Autrement dit, la bibliothèque numérique européenne pourrait bien être la première bibliothèque européenne authentique, étant la première dont le caractère européen constituerait le principe intellectuel.
En ce qui concerne le contenu de la collection, la meilleure orientation - la plus significative sur le plan culturel, la plus forte sur le plan du symbole politique, celle aussi que le grand public saisirait intuitivement - est celle d'une collection complète des textes et auteurs de référence. C'est cette option que j'avais fait prévaloir à l'origine de Gallica. Dans le cadre américain, le projet " Open Content Alliance ", mené avec Yahoo, en est assez proche.
Cette option permettrait de poser une question fondamentale : quels sont les livres que les européens reconnaissent en propre comme les leurs ?
La question de la référence européenne est centrale. Elle appelle un montage, à la fois symbolique et technique et ce montage nécessite une croyance, cela qui nous pousse à dire : ces références sont les nôtres ; nous sommes les lecteurs de ces textes. La bibliothèque est une des institutions traditionnelles et centrales de ce montage. Au moyen de la bibliothèque, les hommes désignent les textes, les nomment, les rassemblent et disent : ce sont nos textes, gardons les pour pouvoir les lire.
Je ne prétends pas ici approfondir le contenu d'une telle collection, mais seulement l'illustrer par quelques exemples.
Un tel programme serait l'occasion de transposer la littérature latine européenne - c'est à dire l'essentiel du savoir européen pendant plus de dix siècles - qui se rapproche dangereusement de son seuil de " non-transmissibilité " du fait de la quasi disparition de la lecture en latin. Il pourrait aussi, s'inspirant d'Alain de Libera (" Penser au Moyen-Age ") mettre l'accent sur les contributions des cultures juives ou arabes à la Renaissance du XIIème siècle.

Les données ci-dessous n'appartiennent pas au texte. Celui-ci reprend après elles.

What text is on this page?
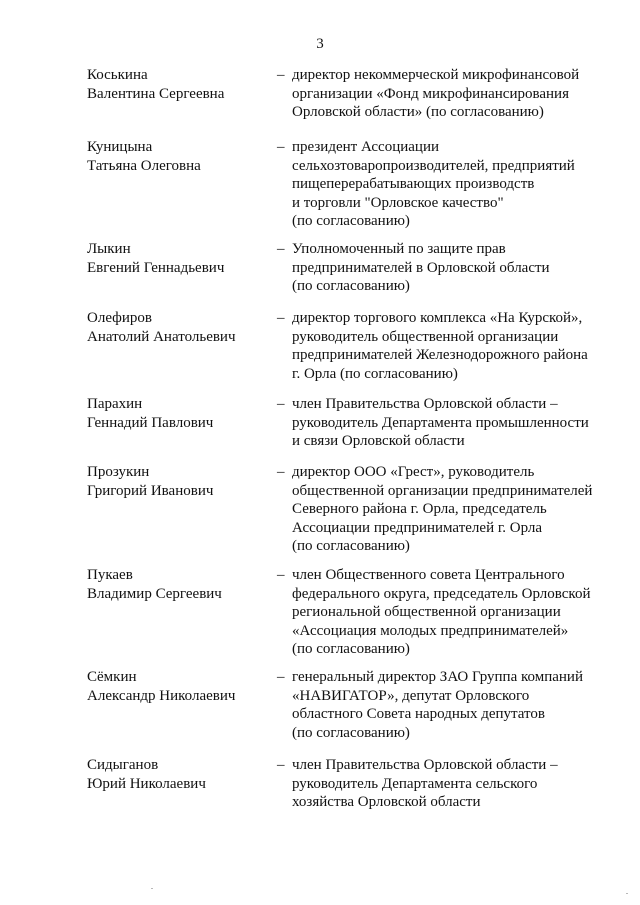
3
Коськина
Валентина Сергеевна
– директор некоммерческой микрофинансовой
организации «Фонд микрофинансирования
Орловской области» (по согласованию)
Куницына
Татьяна Олеговна
– президент Ассоциации
сельхозтоваропроизводителей, предприятий
пищеперерабатывающих производств
и торговли "Орловское качество"
(по согласованию)
Лыкин
Евгений Геннадьевич
– Уполномоченный по защите прав
предпринимателей в Орловской области
(по согласованию)
Олефиров
Анатолий Анатольевич
– директор торгового комплекса «На Курской»,
руководитель общественной организации
предпринимателей Железнодорожного района
г. Орла (по согласованию)
Парахин
Геннадий Павлович
– член Правительства Орловской области –
руководитель Департамента промышленности
и связи Орловской области
Прозукин
Григорий Иванович
– директор ООО «Грест», руководитель
общественной организации предпринимателей
Северного района г. Орла, председатель
Ассоциации предпринимателей г. Орла
(по согласованию)
Пукаев
Владимир Сергеевич
– член Общественного совета Центрального
федерального округа, председатель Орловской
региональной общественной организации
«Ассоциация молодых предпринимателей»
(по согласованию)
Сёмкин
Александр Николаевич
– генеральный директор ЗАО Группа компаний
«НАВИГАТОР», депутат Орловского
областного Совета народных депутатов
(по согласованию)
Сидыганов
Юрий Николаевич
– член Правительства Орловской области –
руководитель Департамента сельского
хозяйства Орловской области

La préface de Giorgio Colli à son Encyclopédie des auteurs classiques préconise de " garder ouvertes les barrières traditionnelles qui excluent, l'un de l'autre, les différents domaines de la culture ". C'est assez dire qu'une telle collection ne serait pas étroitement littéraire mais qu'elle devrait comprendre les grands textes de savoir de toutes les sciences ; Colli, par exemple, avait édité Fermat, Newton, Darwin, Einstein.
Nécessairement la question des textes des européens devrait être débattue. Je ne vois aucune raison d'y répondre de manière identitariste voire fondamentaliste : pourquoi la BNE ne serait elle pas l'occasion de découvrir la culture byzantine, indienne ou japonaise ?
Une telle perspective imposera, loin de toute procédure automatique, la sélection des textes. Il faudra choisir le bon exemplaire, la bonne traduction, ce qui nécessitera une coopération entre les bibliothèques d'Europe. Pour de nombreux auteurs, en effet, les exemplaires ou les éditions de référence sont dispersés sur plusieurs pays.
Sélection, collection : la BNE serait une véritable bibliothèque.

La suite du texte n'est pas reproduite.